Generally speaking, the aforesaid prior art processes fails to gain the purpose of providing a resin package that can be micromachined with high precision, and is excellent in reliability as well.
In this connection, for instance, JP-A 8-316374 shows a BGA package of the structure wherein one side thereof is molded with a sealing material composed mainly of resin, and discloses that the sealing molding with a sealing resin composition is carried out at a temperature that is lower than the glass transition temperature (Tg) of the cured resin composition. The publication alleges that the amount of warpage of the BGA package can be reduced. To take full advantage of such effect, however, the type of resin in the resin composition, and the type of curing agent used should be properly selected. Thus, not only are there many material constraints but also the resultant product becomes poor in heat-resistant reliability because the selected resin has a low curing temperature.
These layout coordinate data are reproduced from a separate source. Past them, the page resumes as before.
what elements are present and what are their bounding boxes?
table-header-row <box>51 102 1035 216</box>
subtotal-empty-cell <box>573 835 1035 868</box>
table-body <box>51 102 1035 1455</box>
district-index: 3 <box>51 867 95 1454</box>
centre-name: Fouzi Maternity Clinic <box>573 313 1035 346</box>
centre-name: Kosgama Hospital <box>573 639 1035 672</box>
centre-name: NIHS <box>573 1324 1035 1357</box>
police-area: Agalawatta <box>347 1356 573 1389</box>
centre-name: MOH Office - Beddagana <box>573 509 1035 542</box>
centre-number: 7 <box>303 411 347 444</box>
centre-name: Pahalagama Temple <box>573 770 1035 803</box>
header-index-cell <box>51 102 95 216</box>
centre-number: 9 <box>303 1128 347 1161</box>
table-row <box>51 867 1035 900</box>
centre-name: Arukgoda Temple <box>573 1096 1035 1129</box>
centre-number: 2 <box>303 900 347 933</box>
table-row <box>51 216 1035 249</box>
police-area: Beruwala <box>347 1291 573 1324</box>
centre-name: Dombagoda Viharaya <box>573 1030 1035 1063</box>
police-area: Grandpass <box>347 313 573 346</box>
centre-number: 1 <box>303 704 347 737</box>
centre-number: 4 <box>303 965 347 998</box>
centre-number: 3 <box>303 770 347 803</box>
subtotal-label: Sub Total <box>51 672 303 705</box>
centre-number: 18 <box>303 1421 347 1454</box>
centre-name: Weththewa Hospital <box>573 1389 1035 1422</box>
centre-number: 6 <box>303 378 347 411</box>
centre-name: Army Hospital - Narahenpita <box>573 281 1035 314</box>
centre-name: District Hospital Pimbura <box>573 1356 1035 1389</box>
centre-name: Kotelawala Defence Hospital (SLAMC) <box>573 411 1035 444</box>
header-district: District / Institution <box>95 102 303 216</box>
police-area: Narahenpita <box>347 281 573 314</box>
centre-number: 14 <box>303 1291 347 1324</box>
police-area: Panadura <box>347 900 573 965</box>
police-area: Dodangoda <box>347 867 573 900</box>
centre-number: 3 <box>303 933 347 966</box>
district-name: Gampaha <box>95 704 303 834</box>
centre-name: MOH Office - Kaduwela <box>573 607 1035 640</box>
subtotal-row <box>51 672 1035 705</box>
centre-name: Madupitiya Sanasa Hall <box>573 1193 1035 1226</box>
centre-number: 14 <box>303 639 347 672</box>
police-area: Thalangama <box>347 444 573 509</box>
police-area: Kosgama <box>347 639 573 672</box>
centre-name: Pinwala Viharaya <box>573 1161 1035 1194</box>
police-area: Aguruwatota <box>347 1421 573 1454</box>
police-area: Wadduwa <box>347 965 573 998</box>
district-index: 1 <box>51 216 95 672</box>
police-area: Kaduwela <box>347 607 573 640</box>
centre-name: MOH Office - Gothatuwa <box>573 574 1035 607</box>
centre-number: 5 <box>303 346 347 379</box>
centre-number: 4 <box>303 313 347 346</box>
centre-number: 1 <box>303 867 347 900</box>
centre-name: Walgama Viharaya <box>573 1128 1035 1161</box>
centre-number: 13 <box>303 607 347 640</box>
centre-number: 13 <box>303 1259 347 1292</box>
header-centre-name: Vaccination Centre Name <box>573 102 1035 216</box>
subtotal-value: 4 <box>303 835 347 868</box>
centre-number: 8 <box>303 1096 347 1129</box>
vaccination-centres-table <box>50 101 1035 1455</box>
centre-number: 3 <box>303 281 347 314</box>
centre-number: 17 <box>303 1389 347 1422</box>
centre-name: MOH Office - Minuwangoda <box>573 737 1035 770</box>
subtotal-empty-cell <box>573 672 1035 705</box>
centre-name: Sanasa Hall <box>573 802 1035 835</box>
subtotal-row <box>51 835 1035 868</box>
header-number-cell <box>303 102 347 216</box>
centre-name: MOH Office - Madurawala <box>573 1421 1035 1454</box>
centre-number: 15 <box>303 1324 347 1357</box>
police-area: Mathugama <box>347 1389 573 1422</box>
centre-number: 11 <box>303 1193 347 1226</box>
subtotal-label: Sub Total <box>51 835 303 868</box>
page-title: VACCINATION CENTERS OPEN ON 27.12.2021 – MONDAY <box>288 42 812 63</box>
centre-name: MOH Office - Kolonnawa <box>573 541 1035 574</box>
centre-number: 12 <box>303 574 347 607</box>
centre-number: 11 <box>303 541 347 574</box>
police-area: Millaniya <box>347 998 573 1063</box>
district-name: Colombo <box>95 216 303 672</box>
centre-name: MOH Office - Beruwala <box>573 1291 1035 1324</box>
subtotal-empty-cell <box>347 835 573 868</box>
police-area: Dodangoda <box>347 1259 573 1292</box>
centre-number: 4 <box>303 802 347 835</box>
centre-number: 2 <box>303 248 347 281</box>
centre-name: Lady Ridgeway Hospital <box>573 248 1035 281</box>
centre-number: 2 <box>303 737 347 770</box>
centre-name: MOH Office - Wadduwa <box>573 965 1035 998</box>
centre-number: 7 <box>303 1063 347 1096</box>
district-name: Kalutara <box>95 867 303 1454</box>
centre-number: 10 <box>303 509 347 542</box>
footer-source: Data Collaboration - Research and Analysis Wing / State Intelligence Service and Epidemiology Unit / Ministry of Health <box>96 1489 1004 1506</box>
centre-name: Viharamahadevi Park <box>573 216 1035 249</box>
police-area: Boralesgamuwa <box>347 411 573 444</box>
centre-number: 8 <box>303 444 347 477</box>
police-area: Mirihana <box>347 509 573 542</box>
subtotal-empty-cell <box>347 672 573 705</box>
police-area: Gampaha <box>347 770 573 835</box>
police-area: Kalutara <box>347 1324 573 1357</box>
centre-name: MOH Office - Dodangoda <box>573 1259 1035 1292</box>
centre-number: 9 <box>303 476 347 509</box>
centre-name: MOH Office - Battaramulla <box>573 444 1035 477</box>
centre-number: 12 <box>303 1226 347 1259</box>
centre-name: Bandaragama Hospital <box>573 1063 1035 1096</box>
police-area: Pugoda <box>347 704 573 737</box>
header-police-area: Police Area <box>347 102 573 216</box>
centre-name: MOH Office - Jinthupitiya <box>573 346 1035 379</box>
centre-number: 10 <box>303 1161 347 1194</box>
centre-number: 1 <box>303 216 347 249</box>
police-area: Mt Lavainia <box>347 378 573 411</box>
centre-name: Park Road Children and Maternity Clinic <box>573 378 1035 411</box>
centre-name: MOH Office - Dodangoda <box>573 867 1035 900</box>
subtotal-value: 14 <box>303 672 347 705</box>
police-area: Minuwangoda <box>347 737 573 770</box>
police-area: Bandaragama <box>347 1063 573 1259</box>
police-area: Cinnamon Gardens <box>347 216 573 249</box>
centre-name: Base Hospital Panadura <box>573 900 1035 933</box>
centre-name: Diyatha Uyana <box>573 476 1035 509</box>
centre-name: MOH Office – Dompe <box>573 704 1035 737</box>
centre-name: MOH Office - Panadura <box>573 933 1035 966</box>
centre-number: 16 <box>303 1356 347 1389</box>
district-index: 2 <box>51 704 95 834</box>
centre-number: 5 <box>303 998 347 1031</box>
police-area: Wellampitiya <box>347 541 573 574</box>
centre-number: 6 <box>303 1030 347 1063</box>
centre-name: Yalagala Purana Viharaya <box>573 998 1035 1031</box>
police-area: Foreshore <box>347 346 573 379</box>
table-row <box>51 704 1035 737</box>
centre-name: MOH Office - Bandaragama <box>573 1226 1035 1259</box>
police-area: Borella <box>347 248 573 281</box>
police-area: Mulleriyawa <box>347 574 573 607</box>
One object of the invention is to provide a solution to the aforesaid problems by the provision of a process of fabricating a resin package of excellent reliability while taking advantage of the excellent machinability that a resin substrate possesses. Another object of the invention is to provide a resin package fabrication process having high efficiency in addition to the advantages as mentioned just above. Yet another object of the invention is to provide a resin package fabrication process that enables a package to be miniaturized.